Though Mr. Bush's remarks were intended for all American Muslims, the administration left the invitation list to Washington Islamic Center's authorities. Predictably, they excluded the truly moderate, who are not Saudi-founded or funded: the Islamic Supreme Council of America, the American Islamic Congress, the American Islamic Forum for Democracy, the Center for Eurasian Policy, the Center for Islamic Pluralism, the Islam and Democracy Project, the Institute for Gulf Affairs, the Center for Democracy and Human Rights in Saudi Arabia and many others.

These organizations are frequently shut out of U.S. government events and appointments on the basis that they are considered insignificant or "controversial" by the petro-dollar-funded groups. The administration makes a terrible mistake by making such Wahhabi-influenced institutions as the Washington Islamic Center the gate keepers for all American Muslims.
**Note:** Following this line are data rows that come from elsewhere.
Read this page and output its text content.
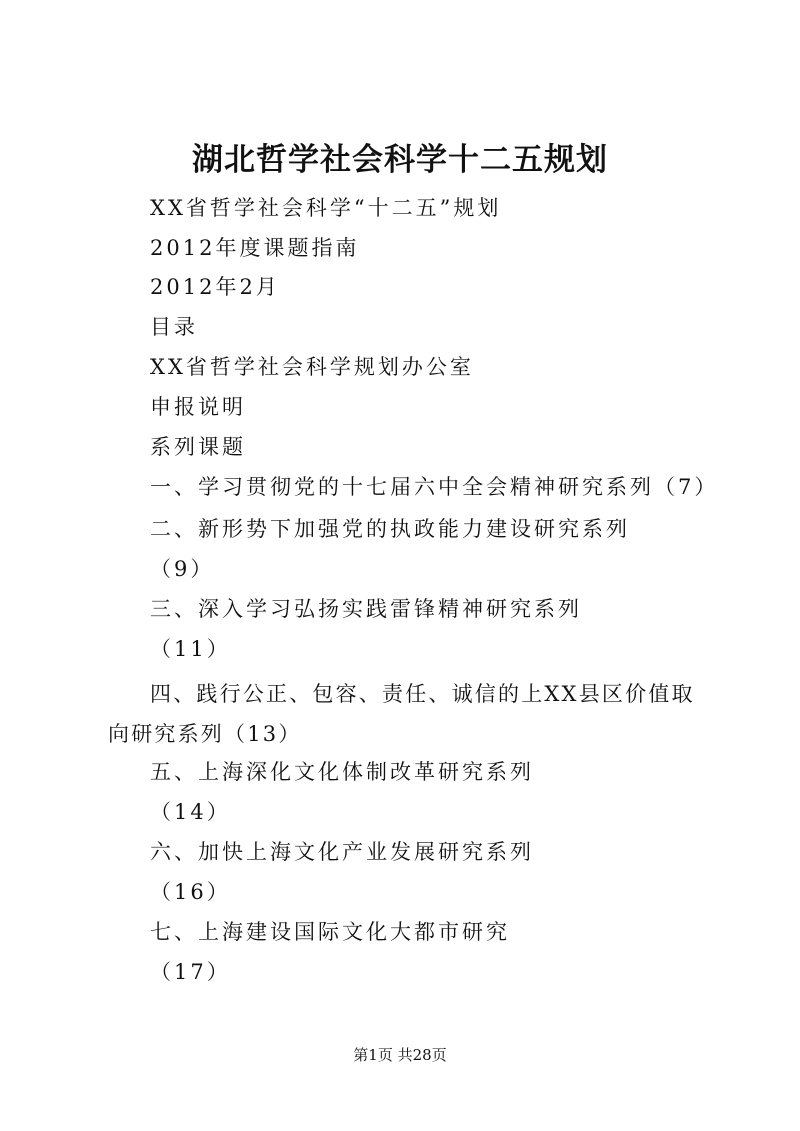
湖北哲学社会科学十二五规划

XX省哲学社会科学“十二五”规划

2012年度课题指南

2012年2月

目录

XX省哲学社会科学规划办公室

申报说明

系列课题

一、学习贯彻党的十七届六中全会精神研究系列（7）

二、新形势下加强党的执政能力建设研究系列

（9）

三、深入学习弘扬实践雷锋精神研究系列

（11）

四、践行公正、包容、责任、诚信的上XX县区价值取向研究系列（13）

五、上海深化文化体制改革研究系列

（14）

六、加快上海文化产业发展研究系列

（16）

七、上海建设国际文化大都市研究

（17）

第1页 共28页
The actual substance of Mr. Bush's mosque speech -- particularly good on religious freedom -- was overshadowed by the announcement of its single initiative: America is to send an envoy to the Organization of Islamic Conference. Based in Jeddah, Saudi Arabia, the OIC was created explicitly to promote hostility to Israel, and its meetings largely consist of ritualistic Israel-bashing. At one last year, Iran's president called for the "elimination of the Zionist regime." It has no mechanism for discussing the human rights of its member states, and thus has never spoken out against Sudan's genocide of Darfuri Muslims. It is advancing an effort to universalize Islamic blasphemy laws, which are applied as often against speech critical of the governments of OIC member states as against profanities. Last month the OIC council of foreign ministers termed Islamophobia "the worst form of terrorism." Currently no Western power holds either member or observer status at the OIC.

The Bush administration is now actively considering whether its public diplomacy should reach out to Muslim Brotherhood groups. While such groups may pay lip service to peace, they do not denounce terror by Hamas, a Brotherhood offshoot. It keeps as its motto: "Allah is our objective, the Prophet is our leader, the Koran is our law, jihad is our way, dying in the way of Allah is our highest hope." By choosing those whose definition of terror does not include the murder of Jews, honor killings and lethal fatwas against Muslim dissidents and reformers, the U.S. government makes them look strong -- particularly in the shame-and-honor culture of the Middle East -- and strengthens their hand against the real moderates and reformers.

Great Britain, as we were reminded over the past week, has much work ahead in defeating Muslim terror, as well as in overcoming the misguided form of multiculturalism of its recent past. Not all of Britain's measures will be right for America, with our First Amendment. But the British Labour Party socialists appear to have done one major thing right that this American Republican administration has not: Reach out to Muslim leaders who are demonstrably moderate and share our values, even though they may not have petrodollar-funded publicity machines.

While we don't have a Queen to dub knights, Americans do have distinct way of honoring our heroes. Mr. President, confer the Medal of Freedom on one of our own outstanding Muslim-American citizens. For a selection of honorees, look at who was not invited to your recent speech. If Islamists charge "Islamophobia," repeat after Tony: "Loopy loo. Loopy loo."